Closed apollo13 closed 3 weeks ago

apollo13 commented 4 weeks ago

It would be nice if loki-logback-appender supported logfmt layout by default (https://brandur.org/logfmt). Compared to the json output it has the upside of being more readable for humans (imo) and is supported by loki natively as well: https://grafana.com/docs/loki/latest/query/log_queries/#logfmt

nehaev commented 4 weeks ago

Hi @apollo13, thanks for reporting this!

Isn't it possible to use the existing pattern layout for logfmt-flavoured logs? E.g.,

<pattern>app=my-app host=${HOSTNAME} level=%level message=%msg</pattern>
apollo13 commented 4 weeks ago

Hi @nehaev, thank you for the rapid response and the great question.

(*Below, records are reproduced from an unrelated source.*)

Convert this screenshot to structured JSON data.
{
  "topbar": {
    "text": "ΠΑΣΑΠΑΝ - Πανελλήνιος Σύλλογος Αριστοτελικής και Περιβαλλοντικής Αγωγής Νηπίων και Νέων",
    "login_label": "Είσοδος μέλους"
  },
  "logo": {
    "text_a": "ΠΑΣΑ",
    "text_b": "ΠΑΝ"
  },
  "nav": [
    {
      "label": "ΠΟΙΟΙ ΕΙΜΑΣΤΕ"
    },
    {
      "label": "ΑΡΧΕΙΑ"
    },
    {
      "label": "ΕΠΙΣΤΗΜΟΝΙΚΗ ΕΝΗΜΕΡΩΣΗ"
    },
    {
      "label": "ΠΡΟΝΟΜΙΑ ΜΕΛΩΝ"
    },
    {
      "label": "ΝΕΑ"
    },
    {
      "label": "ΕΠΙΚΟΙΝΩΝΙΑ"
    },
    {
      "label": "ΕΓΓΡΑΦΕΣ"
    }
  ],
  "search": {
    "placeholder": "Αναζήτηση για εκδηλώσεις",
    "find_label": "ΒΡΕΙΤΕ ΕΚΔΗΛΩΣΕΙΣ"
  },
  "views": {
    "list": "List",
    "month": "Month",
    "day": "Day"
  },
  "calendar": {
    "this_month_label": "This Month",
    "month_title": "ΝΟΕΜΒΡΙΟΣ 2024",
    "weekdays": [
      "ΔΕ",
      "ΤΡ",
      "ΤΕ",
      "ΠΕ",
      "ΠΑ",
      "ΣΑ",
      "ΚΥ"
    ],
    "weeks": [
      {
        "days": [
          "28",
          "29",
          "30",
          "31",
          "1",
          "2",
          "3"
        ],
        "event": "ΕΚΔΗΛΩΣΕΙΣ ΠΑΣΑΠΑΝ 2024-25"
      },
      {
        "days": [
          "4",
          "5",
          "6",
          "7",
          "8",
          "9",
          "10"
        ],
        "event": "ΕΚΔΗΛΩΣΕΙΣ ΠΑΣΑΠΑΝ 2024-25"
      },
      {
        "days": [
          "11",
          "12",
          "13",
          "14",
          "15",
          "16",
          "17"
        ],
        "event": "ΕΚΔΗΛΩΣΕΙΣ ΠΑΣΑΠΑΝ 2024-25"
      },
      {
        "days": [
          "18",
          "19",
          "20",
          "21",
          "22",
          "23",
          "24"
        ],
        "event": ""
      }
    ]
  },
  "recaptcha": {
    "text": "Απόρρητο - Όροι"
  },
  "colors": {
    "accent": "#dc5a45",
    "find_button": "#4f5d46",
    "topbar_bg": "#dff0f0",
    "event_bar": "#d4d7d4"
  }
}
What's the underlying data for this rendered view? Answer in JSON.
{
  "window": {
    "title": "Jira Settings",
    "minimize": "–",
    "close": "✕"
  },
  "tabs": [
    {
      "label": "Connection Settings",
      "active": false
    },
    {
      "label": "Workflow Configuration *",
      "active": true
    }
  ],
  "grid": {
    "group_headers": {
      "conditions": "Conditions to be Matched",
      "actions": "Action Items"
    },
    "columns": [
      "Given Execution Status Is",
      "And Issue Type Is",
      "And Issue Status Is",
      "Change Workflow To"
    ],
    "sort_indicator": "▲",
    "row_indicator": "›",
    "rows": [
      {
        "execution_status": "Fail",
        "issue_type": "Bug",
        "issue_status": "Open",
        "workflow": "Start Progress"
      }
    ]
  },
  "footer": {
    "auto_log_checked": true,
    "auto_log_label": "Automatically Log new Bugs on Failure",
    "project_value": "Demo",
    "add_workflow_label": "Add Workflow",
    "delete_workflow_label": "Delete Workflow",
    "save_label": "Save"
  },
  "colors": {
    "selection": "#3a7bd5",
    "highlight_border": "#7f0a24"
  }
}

While logfmt seems exceedingly simple on the surface, if your values have a space you need to escape them like thismsg="my message with spaces" and also if they then contain a " you'd have to escape that via \".

One could probably argue that this layout shouldn't be part of this package but then the same could probably be said for the json layout. On the upside if logfmt where to included it could mostly share the config with the json layout (which mdc keys to include etc) making it easy to switch between those two.

Does that make sense?

nehaev commented 3 weeks ago

Well, the reason why json layout was introduced in Loki4j is that it allows to customize and deliver the structured data to Loki. You can think of it as a carrier format for structures. So if you want your structured logs to be delivered to Loki as precise as possible, you just use json layout. Having logfmt as another carrier format does not add up anything really, json already covers this use case.

Human-readability is not about delivery, it's about representation. Even if you have your data delivered to Loki as json, it doesn't mean you have to read this raw json all the time. You can represent your structured data as plain text or logfmt on Grafana side using transformations available.

apollo13 commented 3 weeks ago

You can represent your structured data as plain text or logfmt on Grafana side using transformations available.

Sure, but it requires quite a bit more processing and advanced logql queries (if logql even supports reencoding). Either way, I am fine if you don't want to support logfmt, I can write my own layout for our codebases as well, would have been nice though to give the user a choice between the two loki supported formats (json and logfmt, the others like regex or pattern don't really need anything)

nehaev commented 3 weeks ago

If you need a generic solution, then a custom layout is probably a way to go.

However, if what you need is to have logfmt configured for a particular project/app, you can save a lot of time and efforts by simply using a plain text pattern as I suggested in the first comment, and things like %prefix and %replace.